DONATE MAINS

Epidemiology, onset & clinical features

Epidemiology

Based on data from Finland (where the highest prevalence has been reported, due to 3 founder mutations) and The Netherlands, the prevalence is estimated to be 1 in 15,000 to 1 in 30,000. XLRS has also been reported in Indonesian, Chinese, Japanese, Indian, and Portuguese families. The disease is primarily seen in males and is a leading cause of macular degeneration in male children. Rarely, women with pathogenic mutations on both alleles of the gene have been reported.

Onset

XLRS is diagnosed in the first decade of life, most frequently in school-age children but in some cases as early as age of 3 months.

Clinical features

Majority of patients presents at school age with decreased vision and reading difficulties.
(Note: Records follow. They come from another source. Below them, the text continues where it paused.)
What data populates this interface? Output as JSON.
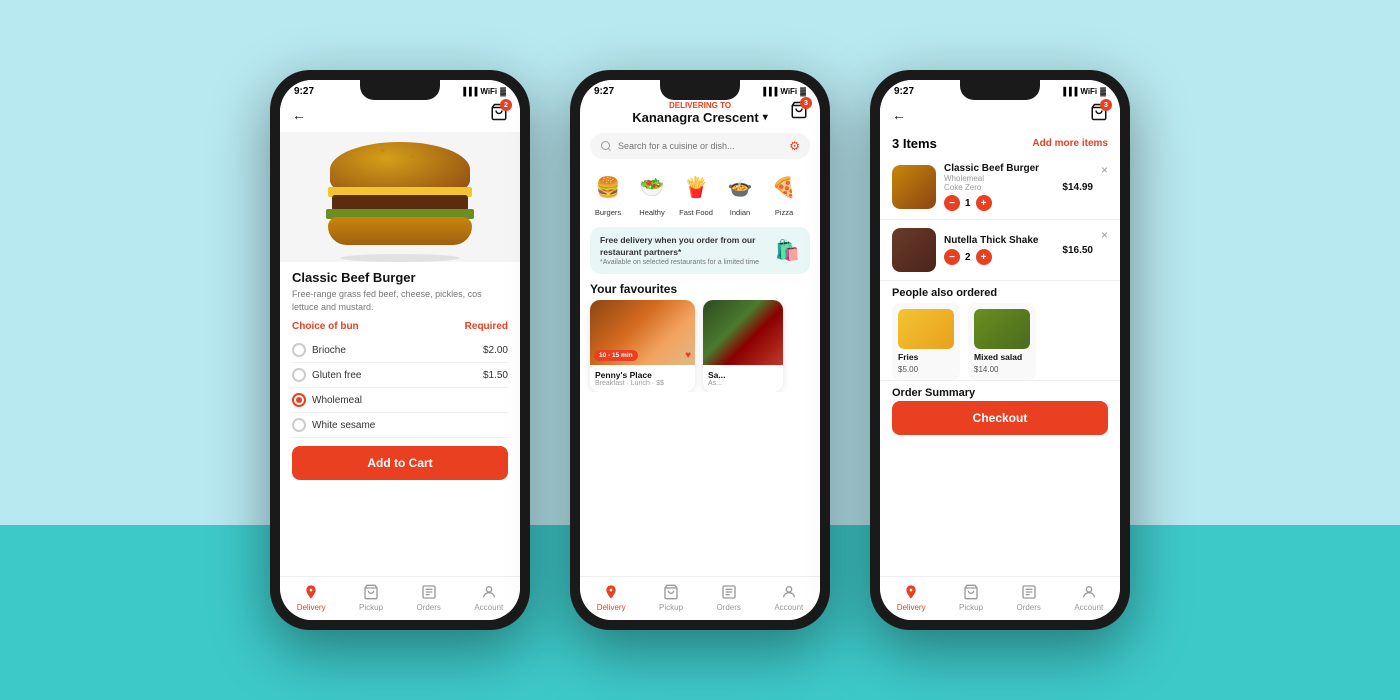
{
  "phones": {
    "phone1": {
      "time": "9:27",
      "hero_alt": "Classic Beef Burger",
      "title": "Classic Beef Burger",
      "description": "Free-range grass fed beef, cheese, pickles, cos lettuce and mustard.",
      "bun_section": "Choice of bun",
      "required_label": "Required",
      "options": [
        {
          "name": "Brioche",
          "price": "$2.00",
          "selected": false
        },
        {
          "name": "Gluten free",
          "price": "$1.50",
          "selected": false
        },
        {
          "name": "Wholemeal",
          "price": "",
          "selected": true
        },
        {
          "name": "White sesame",
          "price": "",
          "selected": false
        }
      ],
      "add_to_cart": "Add to Cart",
      "nav": [
        "Delivery",
        "Pickup",
        "Orders",
        "Account"
      ],
      "cart_badge": "2"
    },
    "phone2": {
      "time": "9:27",
      "delivering_to": "DELIVERING TO",
      "location": "Kananagra Crescent",
      "search_placeholder": "Search for a cuisine or dish...",
      "categories": [
        {
          "emoji": "🍔",
          "label": "Burgers"
        },
        {
          "emoji": "🥗",
          "label": "Healthy"
        },
        {
          "emoji": "🍟",
          "label": "Fast Food"
        },
        {
          "emoji": "🍲",
          "label": "Indian"
        },
        {
          "emoji": "🍕",
          "label": "Piz..."
        }
      ],
      "promo_title": "Free delivery when you order from our restaurant partners*",
      "promo_sub": "*Available on selected restaurants for a limited time",
      "promo_emoji": "🛍️",
      "favourites_label": "Your favourites",
      "fav_cards": [
        {
          "name": "Penny's Place",
          "sub": "Breakfast · Lunch · $$",
          "time": "10 - 15 min",
          "heart": true
        },
        {
          "name": "Sa...",
          "sub": "As...",
          "time": "",
          "heart": false
        }
      ],
      "nav": [
        "Delivery",
        "Pickup",
        "Orders",
        "Account"
      ],
      "cart_badge": "3"
    },
    "phone3": {
      "time": "9:27",
      "items_count": "3 Items",
      "add_more": "Add more items",
      "cart_items": [
        {
          "name": "Classic Beef Burger",
          "sub1": "Wholemeal",
          "sub2": "Coke Zero",
          "qty": 1,
          "price": "$14.99"
        },
        {
          "name": "Nutella Thick Shake",
          "sub1": "",
          "sub2": "",
          "qty": 2,
          "price": "$16.50"
        }
      ],
      "also_ordered": "People also ordered",
      "suggestions": [
        {
          "name": "Fries",
          "price": "$5.00"
        },
        {
          "name": "Mixed salad",
          "price": "$14.00"
        }
      ],
      "order_summary": "Order Summary",
      "checkout": "Checkout",
      "nav": [
        "Delivery",
        "Pickup",
        "Orders",
        "Account"
      ],
      "cart_badge": "3"
    }
  }
}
Some patients present early in infancy with squint and nystagmus. Variation in disease presentation, severity and progression is typical, and is observed even within the same family or among individuals who carry the same mutation in the causative gene.
Visual impairment is variable with best-corrected visual acuity from 20/20 to 20/600. Affected males typically have vision of 20/60 to 20/120. Visual acuity often deteriorates during the first and second decades of life. Then it remains relatively stable and very slowly progressing. Atrophic changes in the macula, usually symmetric and bilateral, are common in individuals over age 50 years. Visual loss may progress to legal blindness by the sixth or seventh decade.
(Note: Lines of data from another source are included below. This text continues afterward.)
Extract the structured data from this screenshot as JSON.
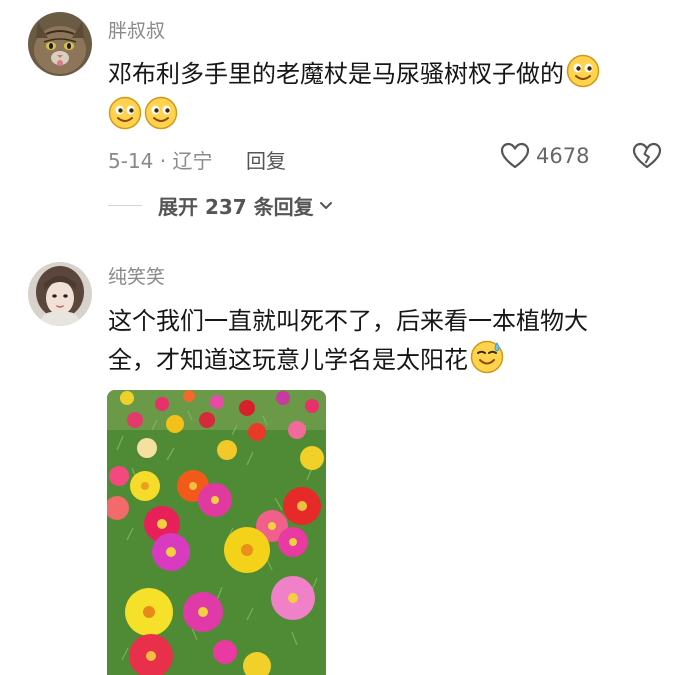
{
  "comments": [
    {
      "username": "胖叔叔",
      "text_line1": "邓布利多手里的老魔杖是马尿骚树杈子做的",
      "date": "5-14",
      "location": "辽宁",
      "reply_label": "回复",
      "likes": "4678",
      "expand_label": "展开 237 条回复",
      "icons": {
        "avatar": "cat-avatar",
        "emoji": "smiling-emoji",
        "like": "heart-icon",
        "dislike": "broken-heart-icon",
        "expand": "chevron-down-icon"
      }
    },
    {
      "username": "纯笑笑",
      "text_line1": "这个我们一直就叫死不了，后来看一本植物大",
      "text_line2": "全，才知道这玩意儿学名是太阳花",
      "icons": {
        "avatar": "girl-avatar",
        "emoji": "sweat-smile-emoji",
        "photo": "sun-flower-photo"
      }
    }
  ],
  "colors": {
    "text_primary": "#161616",
    "text_secondary": "#8a8a8a",
    "emoji_yellow": "#ffd34d"
  }
}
The hallmark feature of the disease is foveal schisis (retinal splitting) though over time this may become less distinct. More than 50% of patients have some peripheral retinoschisis (mostly in the inferotemporal region) that can vary from shallow schisis to marked elevation in the inner leaflet over a large retinal area. Breaks occur within the inner layer varying from small holes to large tears. Vessels crossing between the walls of the schisis may be unsupported and at risk of hemorrhage. Additional peripheral changes may include pigmentation, which can resemble retinitis pigmentosa, sublinear retinal fibrosis, white retinal flecks and vascular attenuation or sheathing. Some patients present an inner retinal reflex resembling a tapetal reflex. XLRS may progress to retinal detachment in 5-22% of affected individuals, including infants with severe retinoschisis. Four to 40% of individuals with XLRS may develop vitreous hemorrhage.

Carrier females almost always have normal visual function and normal electroretinogram (ERG). Rarely, white flecks or areas of schisis in the peripheral retina can be present. So far, affected females have been reported only twice in the literature, one of these report describing females with XLRS from a highly consanguineous Columbian family.